Case 3: Comparing texts
Implementation in pure PHP
Below is a runnable pure PHP example: tokenization, term frequencies (TF), cosine similarity, and ranking documents by score.
Example of use
<?php
require_once __DIR__ . '/code.php';
echo 'Implementation in pure PHP' . PHP_EOL;
echo '----------' . PHP_EOL;
$documents = [
'Machine learning is used to analyze data, which is crucial for the outcome.',
'Deep learning is a branch of machine learning.',
'Cats and dogs are popular pets.'
];
$query = 'machine learning algorithms';
$queryVector = textToVector($query);
$scores = [];
foreach ($documents as $document) {
$docVector = textToVector($document);
[$alignedQuery, $alignedDoc] = alignVectors($queryVector, $docVector);
$scores[] = [
'text' => $document,
'score' => cosineSimilarity($alignedQuery, $alignedDoc),
];
}
usort($scores, fn($a, $b) => $b['score'] <=> $a['score']);
print_r($scores);
Result:
Memory: 0.012 Mb
Time running: 0.001 sec.
Implementation in pure PHP
----------
Array
(
[0] => Array
(
[text] => Deep learning is a branch of machine learning.
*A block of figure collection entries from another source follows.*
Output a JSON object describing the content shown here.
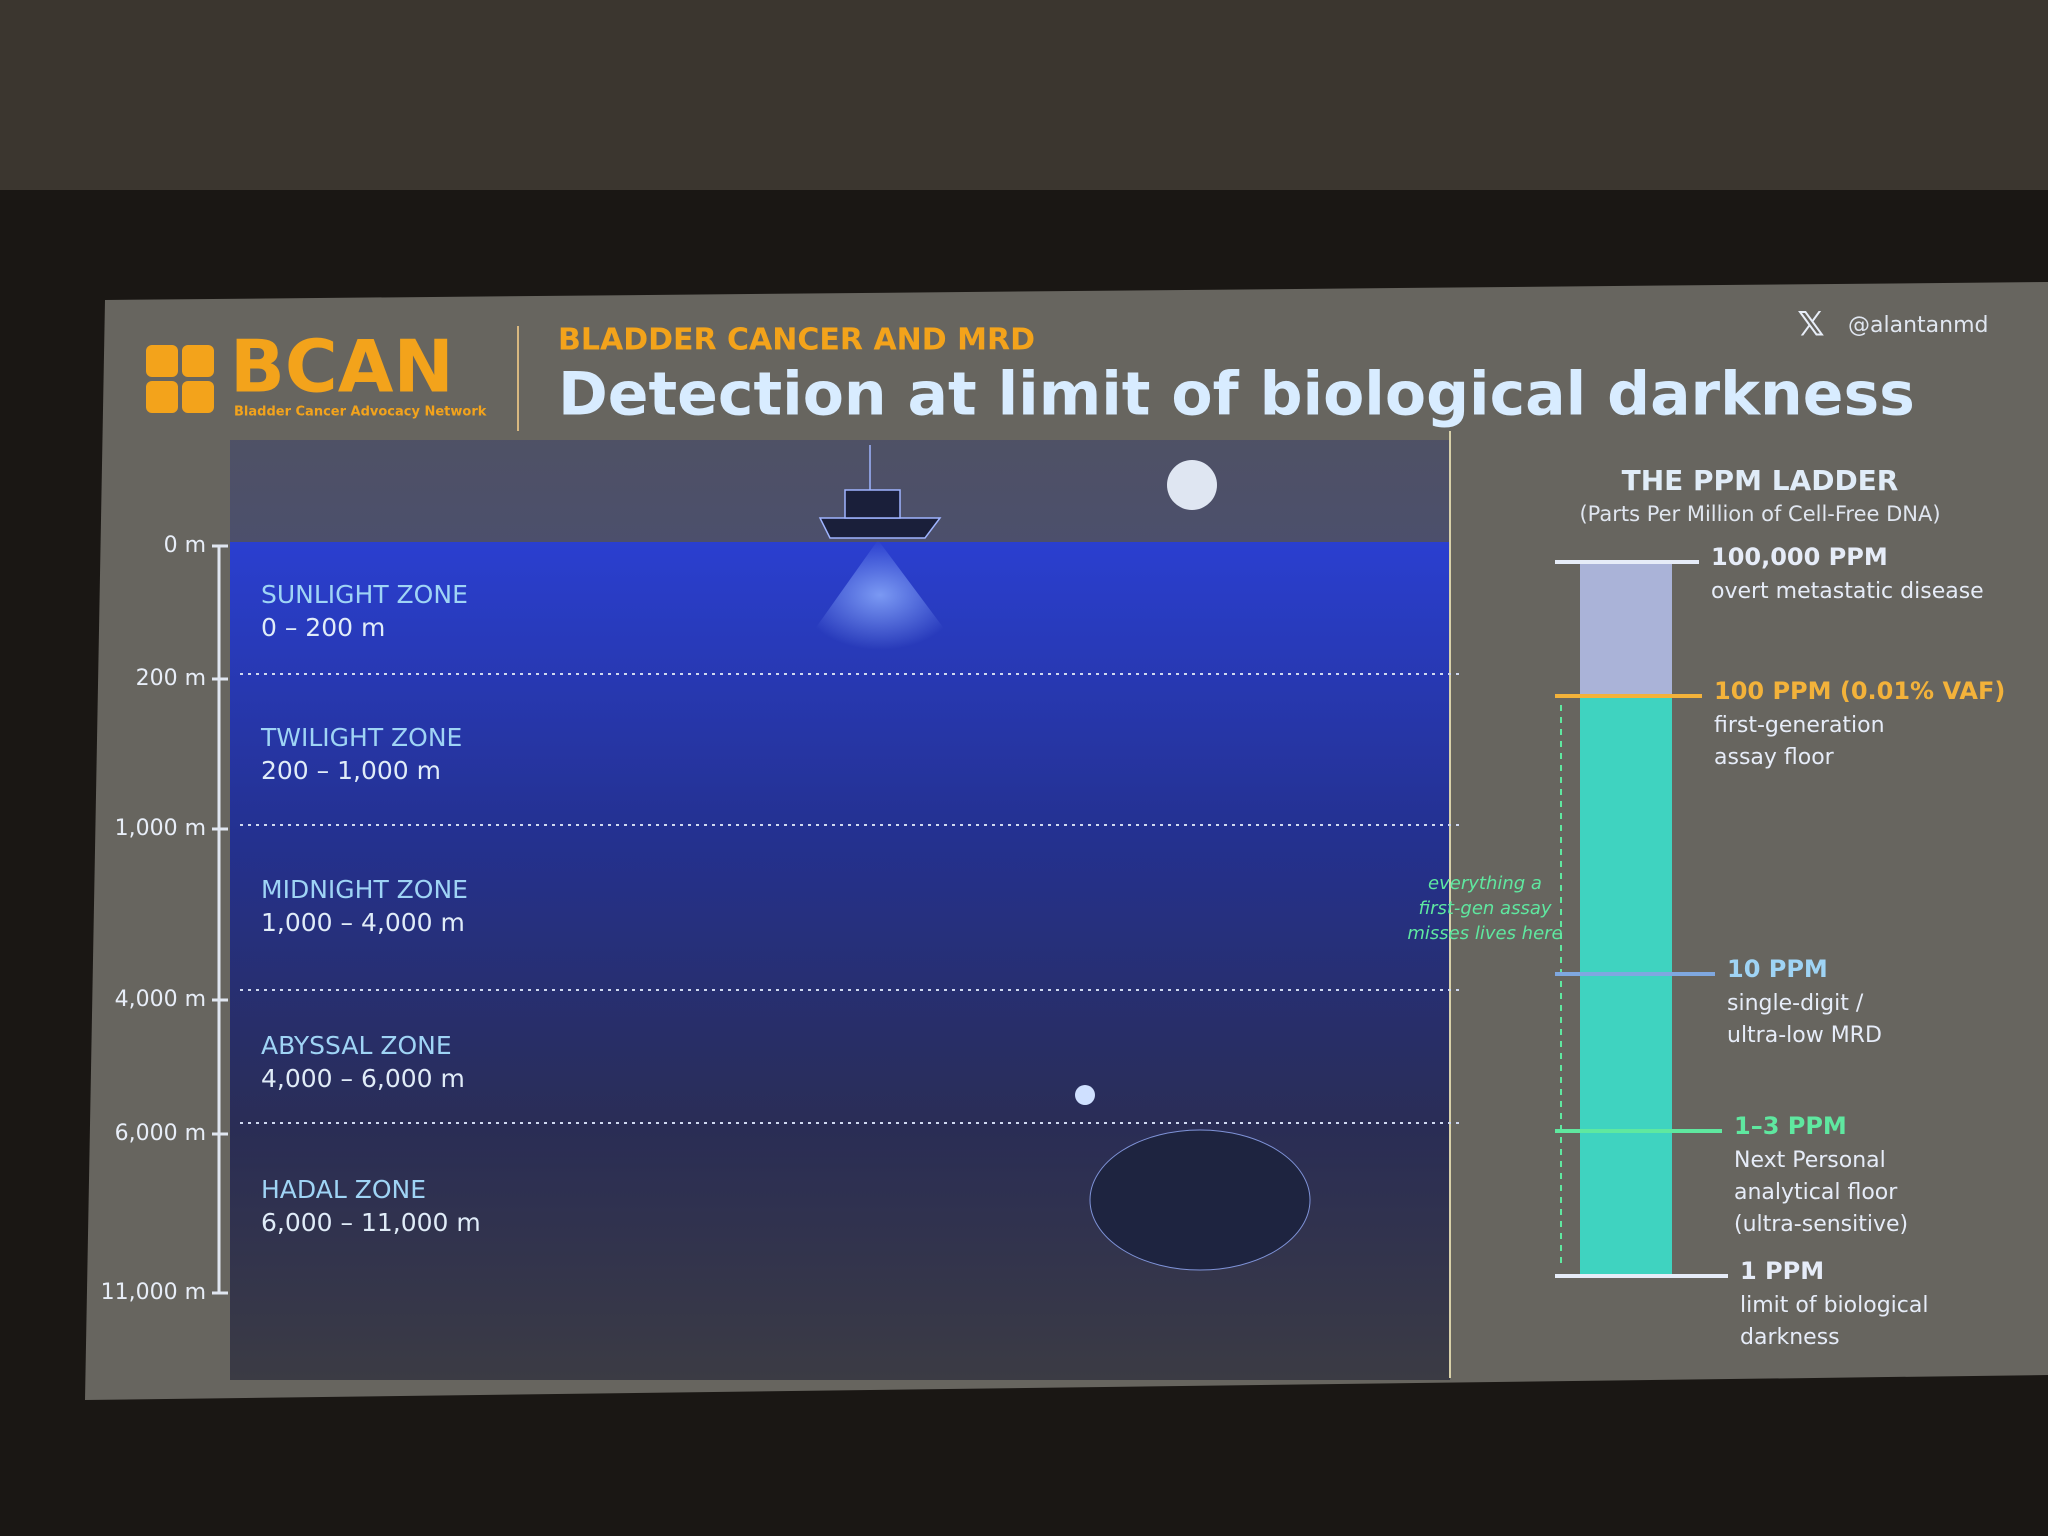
{
  "header": {
    "logo": "BCAN",
    "logo_subtitle": "Bladder Cancer Advocacy Network",
    "kicker": "BLADDER CANCER AND MRD",
    "title": "Detection at limit of biological darkness",
    "handle": "@alantanmd"
  },
  "depth_axis": [
    "0 m",
    "200 m",
    "1,000 m",
    "4,000 m",
    "6,000 m",
    "11,000 m"
  ],
  "zones": [
    {
      "name": "SUNLIGHT ZONE",
      "range": "0 – 200 m"
    },
    {
      "name": "TWILIGHT ZONE",
      "range": "200 – 1,000 m"
    },
    {
      "name": "MIDNIGHT ZONE",
      "range": "1,000 – 4,000 m"
    },
    {
      "name": "ABYSSAL ZONE",
      "range": "4,000 – 6,000 m"
    },
    {
      "name": "HADAL ZONE",
      "range": "6,000 – 11,000 m"
    }
  ],
  "ladder": {
    "title": "THE PPM LADDER",
    "subtitle": "(Parts Per Million of Cell-Free DNA)",
    "levels": [
      {
        "label": "100,000 PPM",
        "lines": [
          "overt metastatic disease"
        ]
      },
      {
        "label": "100 PPM (0.01% VAF)",
        "lines": [
          "first-generation",
          "assay floor"
        ]
      },
      {
        "label": "10 PPM",
        "lines": [
          "single-digit /",
          "ultra-low MRD"
        ]
      },
      {
        "label": "1–3 PPM",
        "lines": [
          "Next Personal",
          "analytical floor",
          "(ultra-sensitive)"
        ]
      },
      {
        "label": "1 PPM",
        "lines": [
          "limit of biological",
          "darkness"
        ]
      }
    ],
    "annotation": [
      "everything a",
      "first-gen assay",
      "misses lives here"
    ]
  }
}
[score] => 0.54772255750517
)
[1] => Array
(
[text] => Machine learning is used to analyze data, which is crucial for the outcome.
[score] => 0.29814239699997
)
[2] => Array
(
[text] => Cats and dogs are popular pets.
[score] => 0
)
)
Takeaway: even without libraries, you can build a clear baseline for text search and relevance ranking.